Oude Testament

Nieuwe Testament

Richters 20:17-33 BasisBijbel (BB)

17. Het hele leger van Israël (zonder de stam van Benjamin) bestond uit 400.000 mannen. Dat waren allemaal ervaren zwaardvechters.

18. Ze gingen naar Bet-El. Daar vroegen ze aan God: "Wie van ons moet voorop gaan in de strijd tegen de stam van Benjamin?" De Heer antwoordde: "De stam van Juda gaat voorop."

19. In de ochtend trokken de Israëlieten met hun leger naar Gibea en stelden daar hun leger op.

20. Toen vielen ze de stam van Benjamin aan.

21. Maar het leger van de stam van Benjamin viel hen vanuit Gibea aan en doodde die dag 22.000 Israëlieten.

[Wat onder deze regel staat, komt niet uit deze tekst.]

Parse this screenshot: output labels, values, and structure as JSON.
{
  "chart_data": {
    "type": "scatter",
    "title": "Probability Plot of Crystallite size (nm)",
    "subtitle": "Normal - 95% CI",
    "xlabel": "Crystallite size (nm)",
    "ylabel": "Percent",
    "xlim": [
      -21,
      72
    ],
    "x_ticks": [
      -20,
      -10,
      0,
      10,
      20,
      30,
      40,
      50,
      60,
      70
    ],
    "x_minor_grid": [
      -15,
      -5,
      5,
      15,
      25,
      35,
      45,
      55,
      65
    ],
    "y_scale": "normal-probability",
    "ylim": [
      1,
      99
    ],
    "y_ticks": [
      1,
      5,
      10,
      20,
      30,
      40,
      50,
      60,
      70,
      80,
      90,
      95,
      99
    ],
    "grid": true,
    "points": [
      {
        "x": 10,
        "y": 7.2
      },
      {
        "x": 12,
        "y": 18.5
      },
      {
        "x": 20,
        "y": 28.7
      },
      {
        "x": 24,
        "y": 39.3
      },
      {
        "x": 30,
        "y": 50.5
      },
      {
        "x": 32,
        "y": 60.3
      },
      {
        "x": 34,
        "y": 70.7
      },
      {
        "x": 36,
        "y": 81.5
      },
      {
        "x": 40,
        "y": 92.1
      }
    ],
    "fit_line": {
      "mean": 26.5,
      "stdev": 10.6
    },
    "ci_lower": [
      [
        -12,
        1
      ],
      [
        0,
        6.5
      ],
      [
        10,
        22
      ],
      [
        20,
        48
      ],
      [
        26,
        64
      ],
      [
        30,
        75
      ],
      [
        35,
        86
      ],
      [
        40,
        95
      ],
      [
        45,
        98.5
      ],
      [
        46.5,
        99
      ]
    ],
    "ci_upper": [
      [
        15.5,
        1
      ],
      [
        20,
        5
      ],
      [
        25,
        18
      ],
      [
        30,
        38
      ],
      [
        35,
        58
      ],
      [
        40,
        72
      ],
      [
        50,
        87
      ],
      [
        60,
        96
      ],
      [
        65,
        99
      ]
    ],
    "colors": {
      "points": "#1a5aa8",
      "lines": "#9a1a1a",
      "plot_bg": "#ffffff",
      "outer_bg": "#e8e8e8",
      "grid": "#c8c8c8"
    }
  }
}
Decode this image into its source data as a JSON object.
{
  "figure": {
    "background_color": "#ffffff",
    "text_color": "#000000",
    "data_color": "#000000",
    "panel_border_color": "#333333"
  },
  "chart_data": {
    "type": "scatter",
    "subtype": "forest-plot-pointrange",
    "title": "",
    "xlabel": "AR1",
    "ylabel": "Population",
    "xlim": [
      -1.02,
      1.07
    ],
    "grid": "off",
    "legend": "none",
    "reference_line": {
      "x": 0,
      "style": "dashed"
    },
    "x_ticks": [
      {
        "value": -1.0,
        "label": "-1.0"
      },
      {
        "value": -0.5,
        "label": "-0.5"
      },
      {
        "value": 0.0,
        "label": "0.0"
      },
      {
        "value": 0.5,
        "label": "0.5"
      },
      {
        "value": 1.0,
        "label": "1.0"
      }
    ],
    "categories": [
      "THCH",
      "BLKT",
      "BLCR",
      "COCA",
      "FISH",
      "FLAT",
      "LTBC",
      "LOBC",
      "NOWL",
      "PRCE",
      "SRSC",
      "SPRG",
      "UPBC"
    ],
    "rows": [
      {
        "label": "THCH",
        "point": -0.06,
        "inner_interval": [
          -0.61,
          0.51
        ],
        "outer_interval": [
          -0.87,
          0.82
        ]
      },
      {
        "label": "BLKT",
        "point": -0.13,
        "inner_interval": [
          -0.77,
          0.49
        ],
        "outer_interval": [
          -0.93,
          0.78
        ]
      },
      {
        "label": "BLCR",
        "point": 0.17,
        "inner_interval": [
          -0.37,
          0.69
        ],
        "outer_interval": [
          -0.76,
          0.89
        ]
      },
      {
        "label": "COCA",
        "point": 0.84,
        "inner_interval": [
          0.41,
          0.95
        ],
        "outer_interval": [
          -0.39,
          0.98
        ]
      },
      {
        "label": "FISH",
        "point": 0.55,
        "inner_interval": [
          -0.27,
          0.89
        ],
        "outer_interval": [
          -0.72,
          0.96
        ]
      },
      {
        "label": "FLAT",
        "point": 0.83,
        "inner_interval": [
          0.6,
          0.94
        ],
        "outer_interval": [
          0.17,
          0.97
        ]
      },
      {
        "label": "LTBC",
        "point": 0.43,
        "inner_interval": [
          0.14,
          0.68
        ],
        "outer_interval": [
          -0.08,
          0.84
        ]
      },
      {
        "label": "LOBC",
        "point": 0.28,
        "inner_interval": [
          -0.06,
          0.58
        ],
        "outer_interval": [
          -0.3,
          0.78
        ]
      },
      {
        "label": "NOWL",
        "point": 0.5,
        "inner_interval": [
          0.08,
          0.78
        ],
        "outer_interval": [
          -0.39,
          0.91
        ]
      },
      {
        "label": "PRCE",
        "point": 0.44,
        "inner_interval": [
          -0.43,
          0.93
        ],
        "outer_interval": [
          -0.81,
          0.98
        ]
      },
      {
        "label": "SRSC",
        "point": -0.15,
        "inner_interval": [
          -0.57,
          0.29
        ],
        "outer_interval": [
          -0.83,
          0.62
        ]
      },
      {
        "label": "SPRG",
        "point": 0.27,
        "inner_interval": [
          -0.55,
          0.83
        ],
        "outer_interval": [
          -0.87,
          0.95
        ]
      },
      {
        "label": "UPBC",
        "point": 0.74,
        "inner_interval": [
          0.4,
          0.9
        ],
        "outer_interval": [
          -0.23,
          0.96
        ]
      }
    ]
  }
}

22. Maar de mannen van Israël verloren de moed niet. Ze verzamelden hun leger opnieuw, op dezelfde plaats als de vorige dag.

23. Een aantal Israëlieten ging naar het heiligdom van de Heer en treurde daar tot de avond. Daarna vroegen ze aan de Heer: "Moeten we opnieuw strijden tegen de stam van Benjamin, tegen mensen van ons eigen volk?" En de Heer zei: "Ja."

24. Zo trok het leger van de Israëlieten de volgende dag opnieuw naar Gibea.

25. Het leger van de stam van Benjamin kwam hun uit Gibea tegemoet en doodde dit keer 18.000 Israëlieten.

26. Toen trok het hele leger zich terug naar Bet-El. Daar treurden ze bij de Heer. Ze aten de hele dag niets, tot de avond. En ze brachten offers aan de Heer.

27. Opnieuw vroegen ze de Heer om raad. In die tijd stond daar in Bet-El de kist van het verbond van God.

28. Pinehas was in die tijd de hogepriester. Hij was de zoon van Eleazar, die een zoon was van Aäron. Hij vroeg de Heer: "Moeten we opnieuw strijden tegen de stam van Benjamin, tegen mannen van ons eigen volk, of moeten we ermee ophouden?" De Heer zei: "Ga. Morgen geef Ik jullie de overwinning."

29. Toen legde Israël hinderlagen rond Gibea.

30. Op de derde dag stelden de Israëlieten hun leger net zo op als de vorige keren.

31. Weer kwam het leger van Benjamin hun tegemoet vanuit de stad. Het werd door de Israëlieten ver bij de stad vandaan gelokt. Net als de vorige keren werd er een aantal Israëlieten gedood op de weg naar Bet-El en op de weg door het veld naar Gibea. Ongeveer 30 mannen doodden ze.

32. Daardoor dachten ze dat ze de Israëlieten verslagen hadden, net als de vorige keer. Maar de Israëlieten hadden afgesproken: "We doen alsof we vluchten. Zo lokken we hen van de stad weg, naar de wegen."

33. Daarom trokken de Israëlieten zich terug naar Baäl-Tamar.